Who’s next to get bumped to the bench? Clint Frazier would seem to be the logical choice. The Yankees have made it abundantly clear that despite being named the starting leftfielder in spring training, Frazier already is on shaky ground. They've been sitting him for 37-year-old Brett Gardner more than anyone expected this early.
Unfortunately for Frazier, he hasn’t done much to dissuade them. Not only is he hitting .167 (6-for-36) with 14 strikeouts, but he has a streak of 66 consecutive plate appearances without driving in a run, the second-longest in the majors. Only Cleveland’s Josh Naylor has been worse (97).
But it probably hasn’t been easy for Frazier to play in Gardner’s shadow. That isn’t very helpful for a young player’s confidence, especially once you’ve been given the long-coveted starting job, only to have it feel like a three-week rental.
In the third inning Sunday, it looked as if Frazier’s head was elsewhere when he failed to make a routine throw to second base to prevent Yandy Diaz from moving into scoring position on Manuel Margot’s sacrifice fly. Frazier just flung the ball randomly to the infield, in the direction of Cole and LeMahieu, and Diaz easily scooted for second.

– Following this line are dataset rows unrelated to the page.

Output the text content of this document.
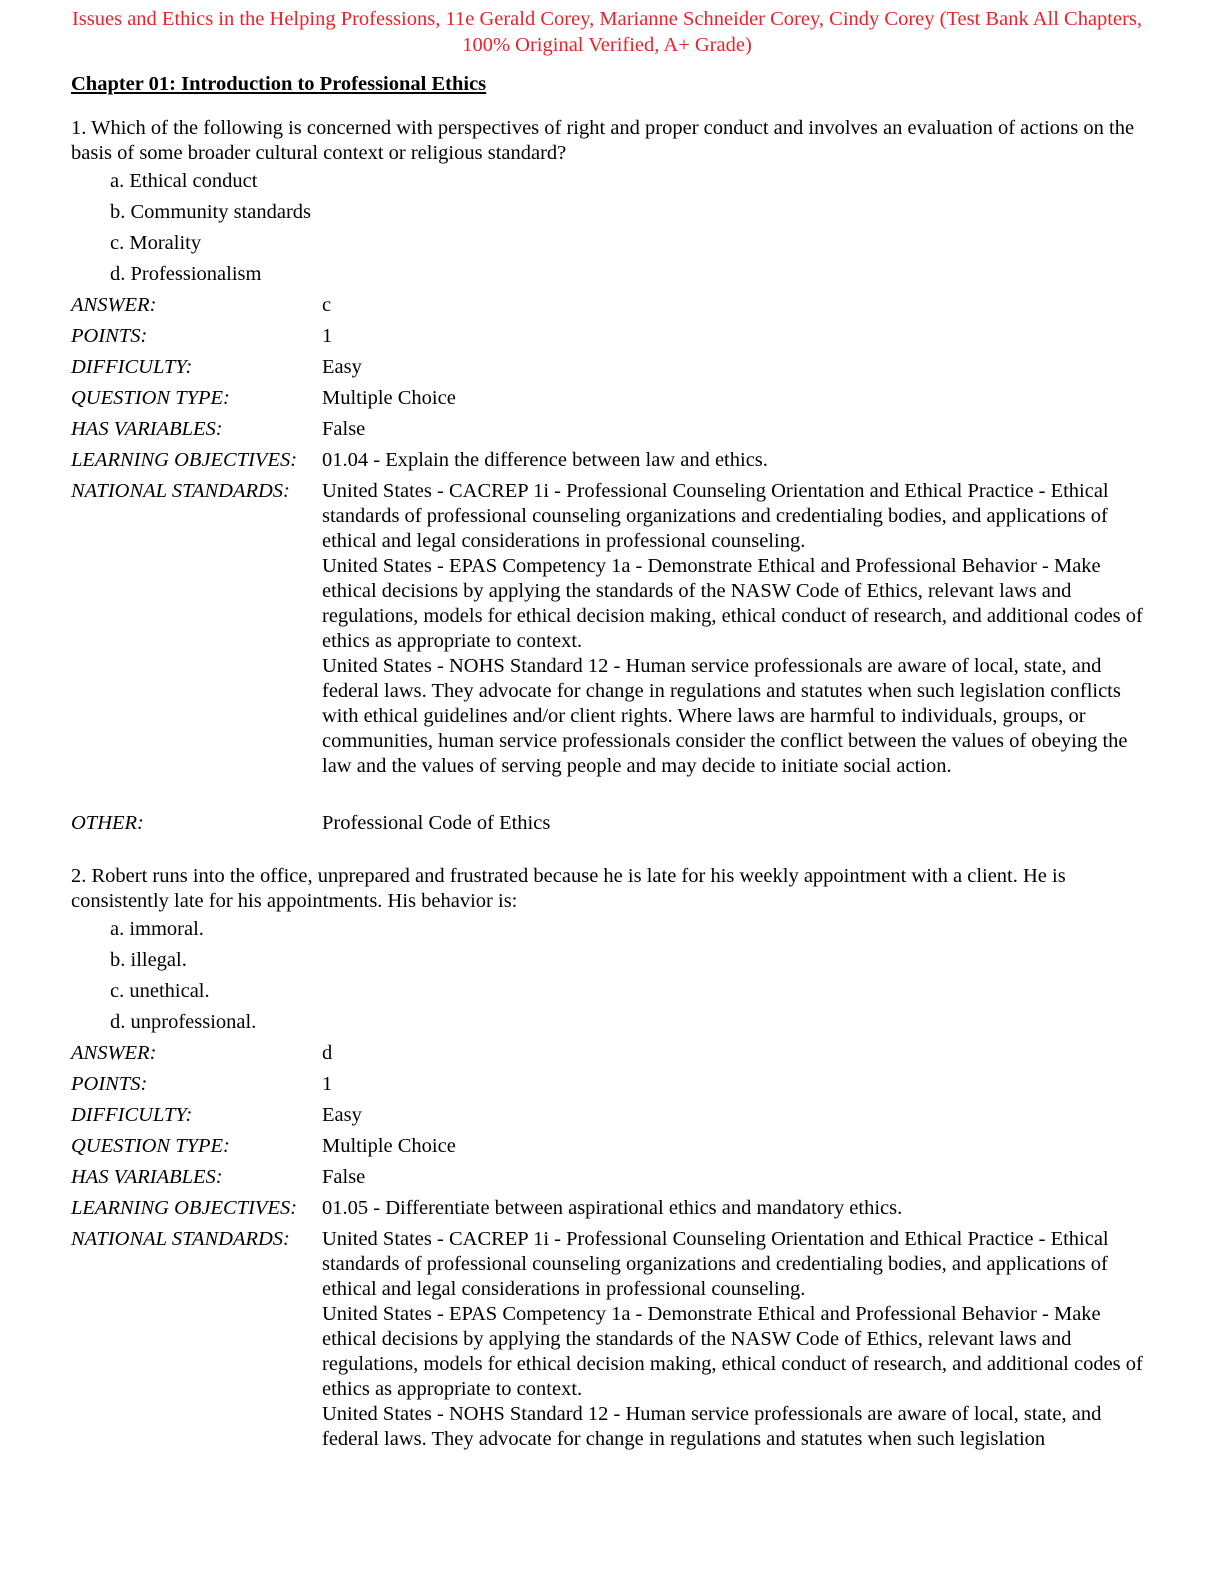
Issues and Ethics in the Helping Professions, 11e Gerald Corey, Marianne Schneider Corey, Cindy Corey (Test Bank All Chapters, 100% Original Verified, A+ Grade)
Chapter 01: Introduction to Professional Ethics
1. Which of the following is concerned with perspectives of right and proper conduct and involves an evaluation of actions on the basis of some broader cultural context or religious standard?
a. Ethical conduct
b. Community standards
c. Morality
d. Professionalism
ANSWER:	c
POINTS:	1
DIFFICULTY:	Easy
QUESTION TYPE:	Multiple Choice
HAS VARIABLES:	False
LEARNING OBJECTIVES: 01.04 - Explain the difference between law and ethics.
NATIONAL STANDARDS: United States - CACREP 1i - Professional Counseling Orientation and Ethical Practice - Ethical standards of professional counseling organizations and credentialing bodies, and applications of ethical and legal considerations in professional counseling.

United States - EPAS Competency 1a - Demonstrate Ethical and Professional Behavior - Make ethical decisions by applying the standards of the NASW Code of Ethics, relevant laws and regulations, models for ethical decision making, ethical conduct of research, and additional codes of ethics as appropriate to context.

United States - NOHS Standard 12 - Human service professionals are aware of local, state, and federal laws. They advocate for change in regulations and statutes when such legislation conflicts with ethical guidelines and/or client rights. Where laws are harmful to individuals, groups, or communities, human service professionals consider the conflict between the values of obeying the law and the values of serving people and may decide to initiate social action.

OTHER:	Professional Code of Ethics
2. Robert runs into the office, unprepared and frustrated because he is late for his weekly appointment with a client. He is consistently late for his appointments. His behavior is:
a. immoral.
b. illegal.
c. unethical.
d. unprofessional.
ANSWER:	d
POINTS:	1
DIFFICULTY:	Easy
QUESTION TYPE:	Multiple Choice
HAS VARIABLES:	False
LEARNING OBJECTIVES: 01.05 - Differentiate between aspirational ethics and mandatory ethics.
NATIONAL STANDARDS: United States - CACREP 1i - Professional Counseling Orientation and Ethical Practice - Ethical standards of professional counseling organizations and credentialing bodies, and applications of ethical and legal considerations in professional counseling.

United States - EPAS Competency 1a - Demonstrate Ethical and Professional Behavior - Make ethical decisions by applying the standards of the NASW Code of Ethics, relevant laws and regulations, models for ethical decision making, ethical conduct of research, and additional codes of ethics as appropriate to context.

United States - NOHS Standard 12 - Human service professionals are aware of local, state, and federal laws. They advocate for change in regulations and statutes when such legislation
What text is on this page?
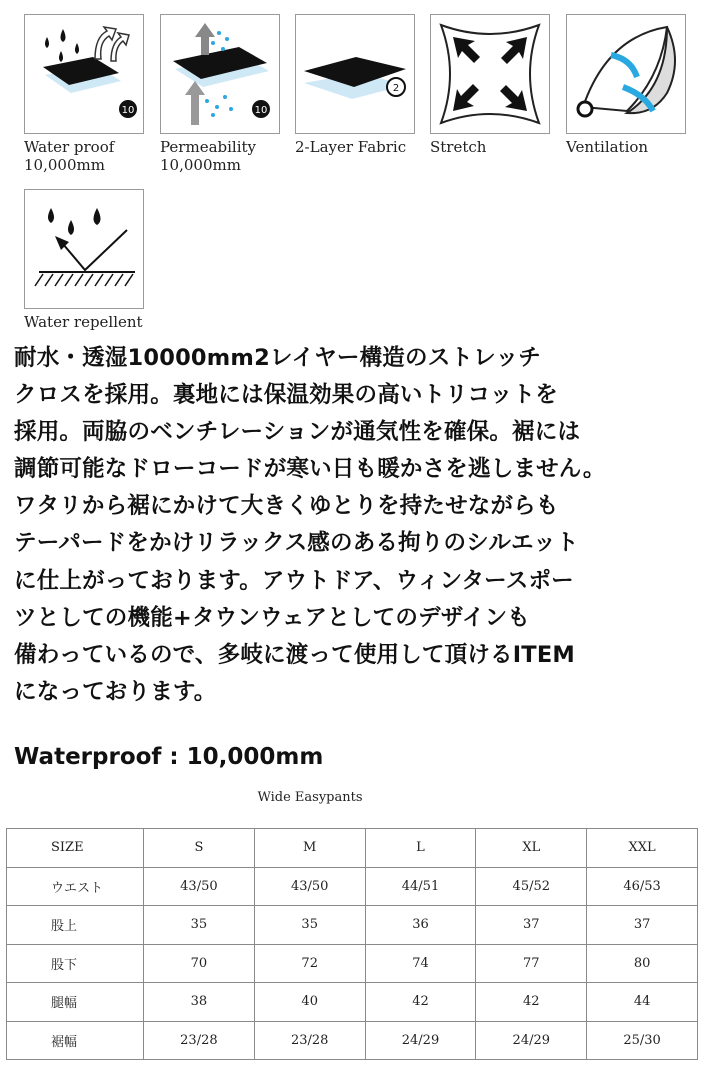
10
Water proof
10,000mm
10
Permeability
10,000mm
2
2-Layer Fabric	Stretch	Ventilation
Water repellent

耐水・透湿10000mm2レイヤー構造のストレッチ
クロスを採用。裏地には保温効果の高いトリコットを
採用。両脇のベンチレーションが通気性を確保。裾には
調節可能なドローコードが寒い日も暖かさを逃しません。
ワタリから裾にかけて大きくゆとりを持たせながらも
テーパードをかけリラックス感のある拘りのシルエット
に仕上がっております。アウトドア、ウィンタースポー
ツとしての機能+タウンウェアとしてのデザインも
備わっているので、多岐に渡って使用して頂けるITEM
になっております。

Waterproof : 10,000mm
Wide Easypants
SIZE	S	M	L	XL	XXL
ウエスト	43/50	43/50	44/51	45/52	46/53
股上	35	35	36	37	37
股下	70	72	74	77	80
腿幅	38	40	42	42	44
裾幅	23/28	23/28	24/29	24/29	25/30
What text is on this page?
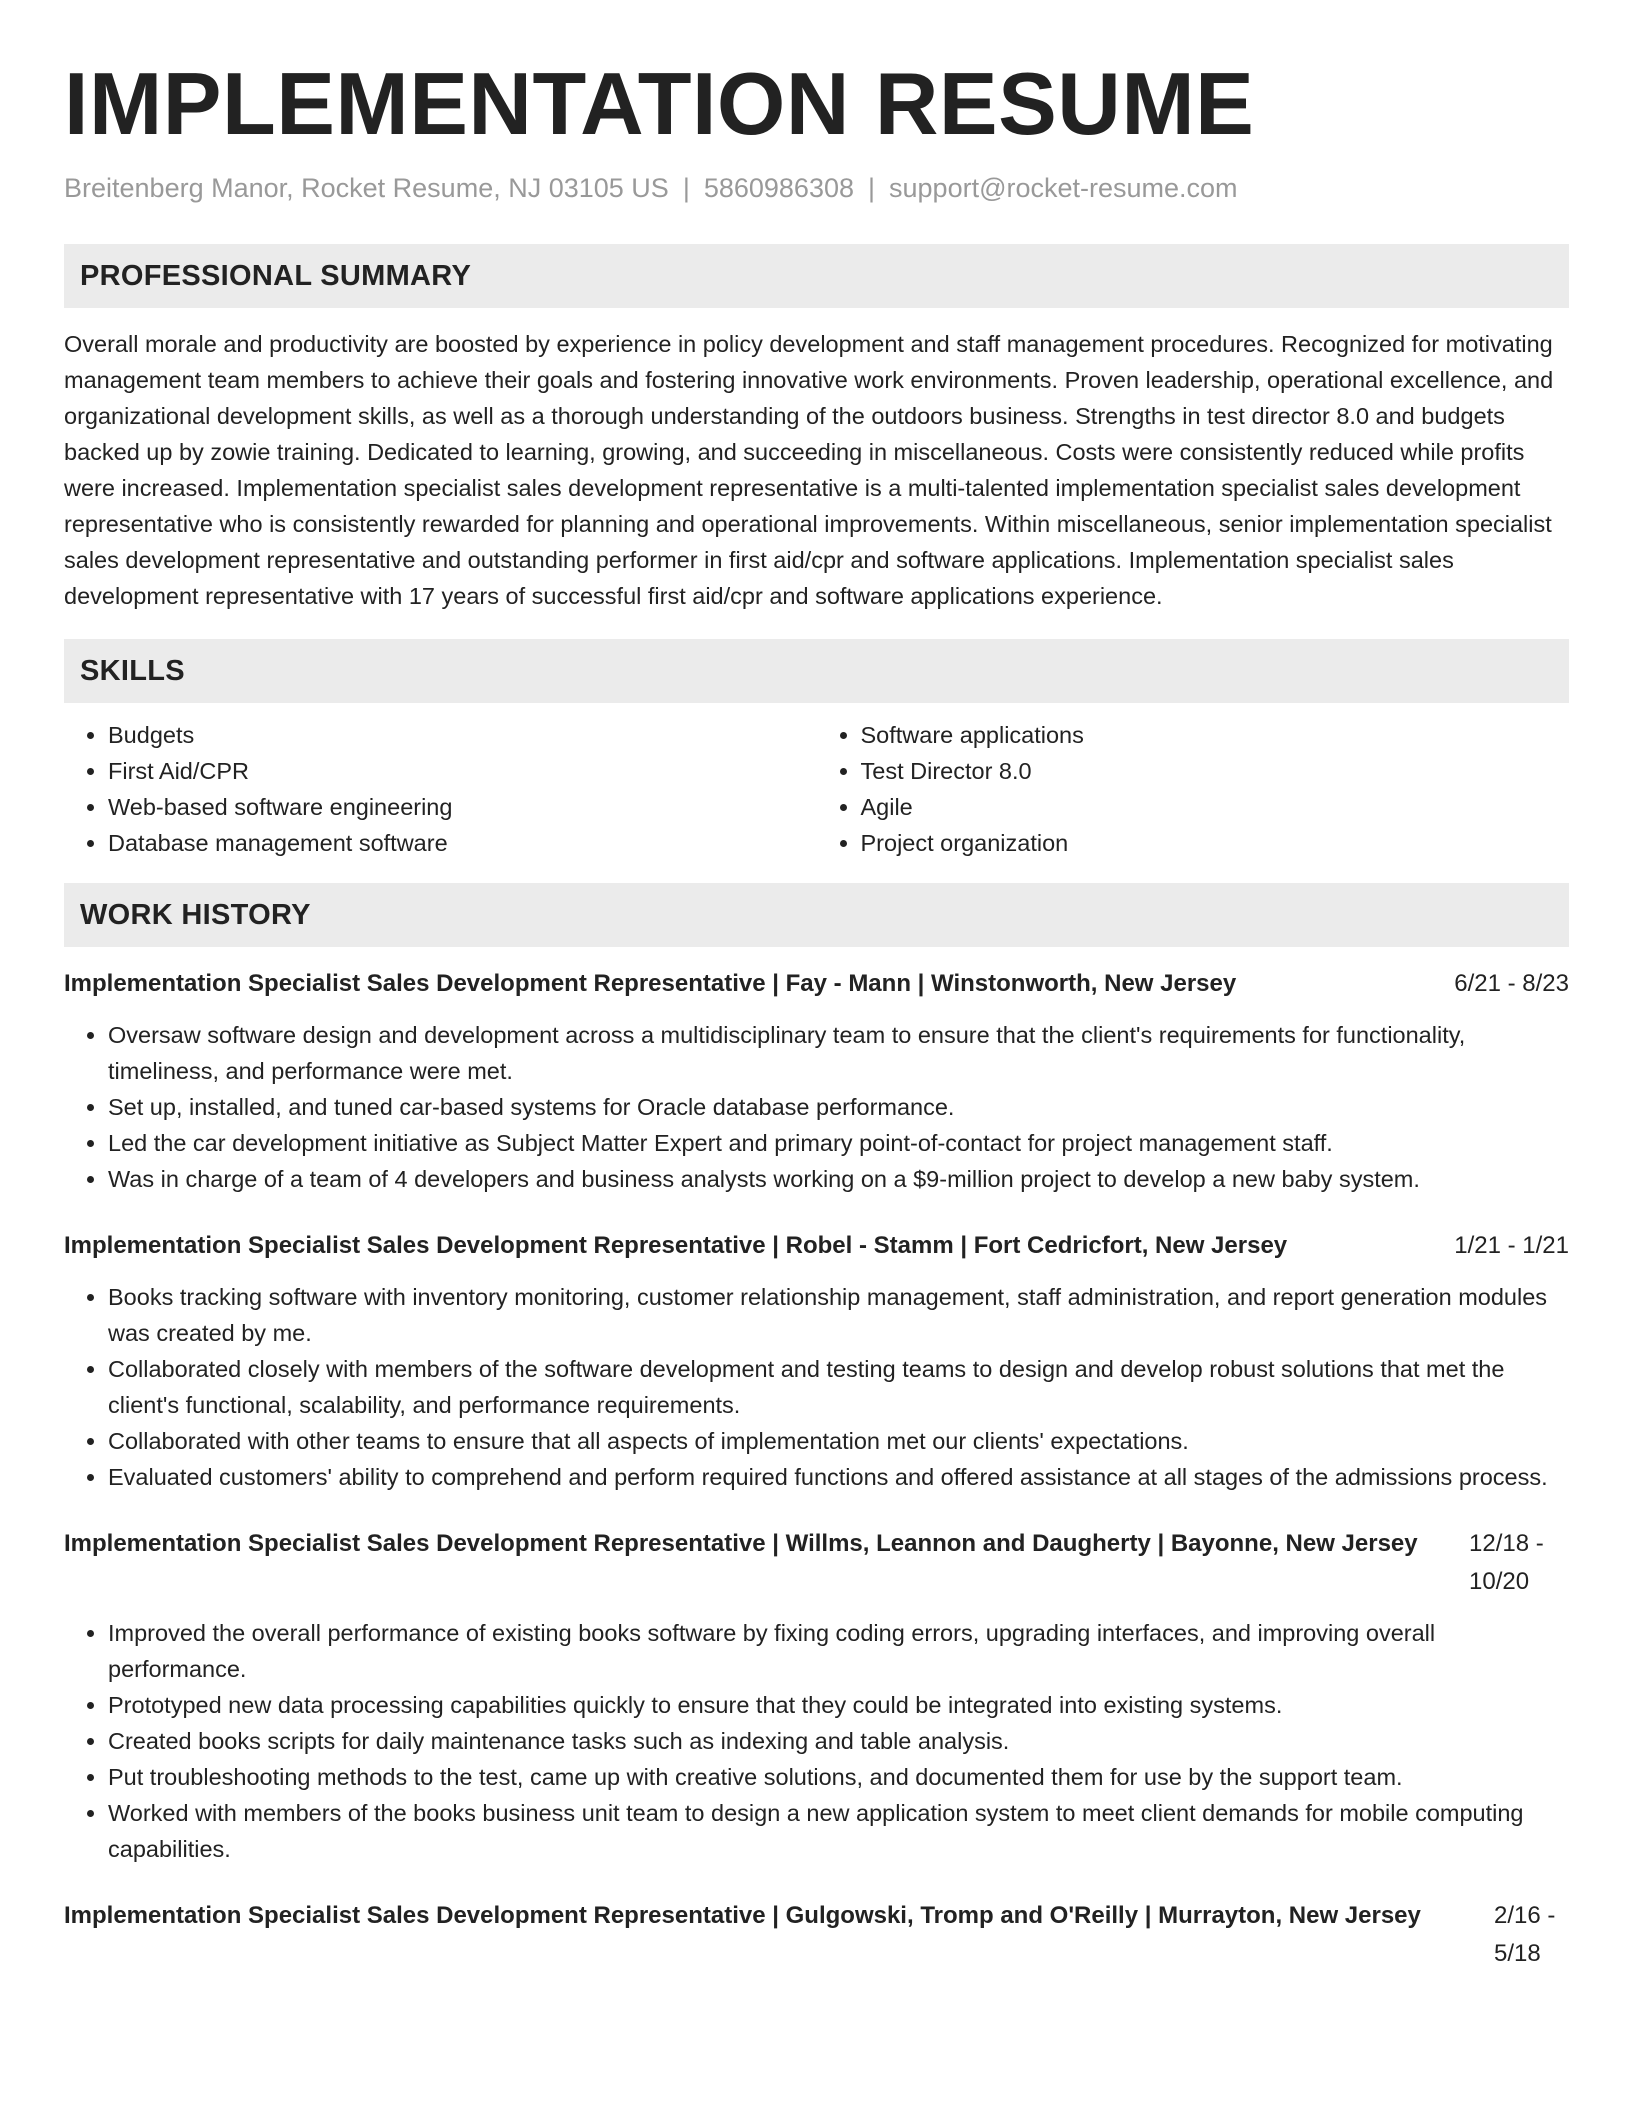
IMPLEMENTATION RESUME
Breitenberg Manor, Rocket Resume, NJ 03105 US | 5860986308 | support@rocket-resume.com
PROFESSIONAL SUMMARY

Overall morale and productivity are boosted by experience in policy development and staff management procedures. Recognized for motivating management team members to achieve their goals and fostering innovative work environments. Proven leadership, operational excellence, and organizational development skills, as well as a thorough understanding of the outdoors business. Strengths in test director 8.0 and budgets backed up by zowie training. Dedicated to learning, growing, and succeeding in miscellaneous. Costs were consistently reduced while profits were increased. Implementation specialist sales development representative is a multi-talented implementation specialist sales development representative who is consistently rewarded for planning and operational improvements. Within miscellaneous, senior implementation specialist sales development representative and outstanding performer in first aid/cpr and software applications. Implementation specialist sales development representative with 17 years of successful first aid/cpr and software applications experience.

SKILLS
• Budgets
• First Aid/CPR
• Web-based software engineering
• Database management software
• Software applications
• Test Director 8.0
• Agile
• Project organization
WORK HISTORY
Implementation Specialist Sales Development Representative | Fay - Mann | Winstonworth, New Jersey	6/21 - 8/23
• Oversaw software design and development across a multidisciplinary team to ensure that the client's requirements for functionality, timeliness, and performance were met.
• Set up, installed, and tuned car-based systems for Oracle database performance.
• Led the car development initiative as Subject Matter Expert and primary point-of-contact for project management staff.
• Was in charge of a team of 4 developers and business analysts working on a $9-million project to develop a new baby system.
Implementation Specialist Sales Development Representative | Robel - Stamm | Fort Cedricfort, New Jersey	1/21 - 1/21
• Books tracking software with inventory monitoring, customer relationship management, staff administration, and report generation modules was created by me.
• Collaborated closely with members of the software development and testing teams to design and develop robust solutions that met the client's functional, scalability, and performance requirements.
• Collaborated with other teams to ensure that all aspects of implementation met our clients' expectations.
• Evaluated customers' ability to comprehend and perform required functions and offered assistance at all stages of the admissions process.
Implementation Specialist Sales Development Representative | Willms, Leannon and Daugherty | Bayonne, New Jersey	12/18 - 10/20
• Improved the overall performance of existing books software by fixing coding errors, upgrading interfaces, and improving overall performance.
• Prototyped new data processing capabilities quickly to ensure that they could be integrated into existing systems.
• Created books scripts for daily maintenance tasks such as indexing and table analysis.
• Put troubleshooting methods to the test, came up with creative solutions, and documented them for use by the support team.
• Worked with members of the books business unit team to design a new application system to meet client demands for mobile computing capabilities.
Implementation Specialist Sales Development Representative | Gulgowski, Tromp and O'Reilly | Murrayton, New Jersey	2/16 - 5/18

The Yankees didn’t get burned by that particular blunder, but Frazier’s random throw was indicative of the team’s sloppy play overall, just like Hicks twice kicking the ball around in center.
The Rays live in those margins, and as a result, they were able to dent Cole just enough to deal the Yankees their 18th loss in the teams’ last 23 meetings.
If the Yankees were hammering balls all over the Bronx, as they’re built to do, then maybe Cole doesn’t have to sweat getting beaten on a changeup to Yoshi Tsutsugo — a .189 hitter since coming to the majors last year — for the tiebreaking RBI double in the seventh. But everyone is choking on the exhaust fumes from this sputtering offense.
"For several of our cylinders that we lean on to not be clicking at the same time and kind of misfiring, this is a bit less than ideal, certainly," Cole said. "But we have too much experience, and players that have been through adversity before, to really be surprised by it. You play this game long enough, you’re going to go through some crap."
Bruce is free of that now. As for the Yankees he leaves behind, they’re still waist-deep in it.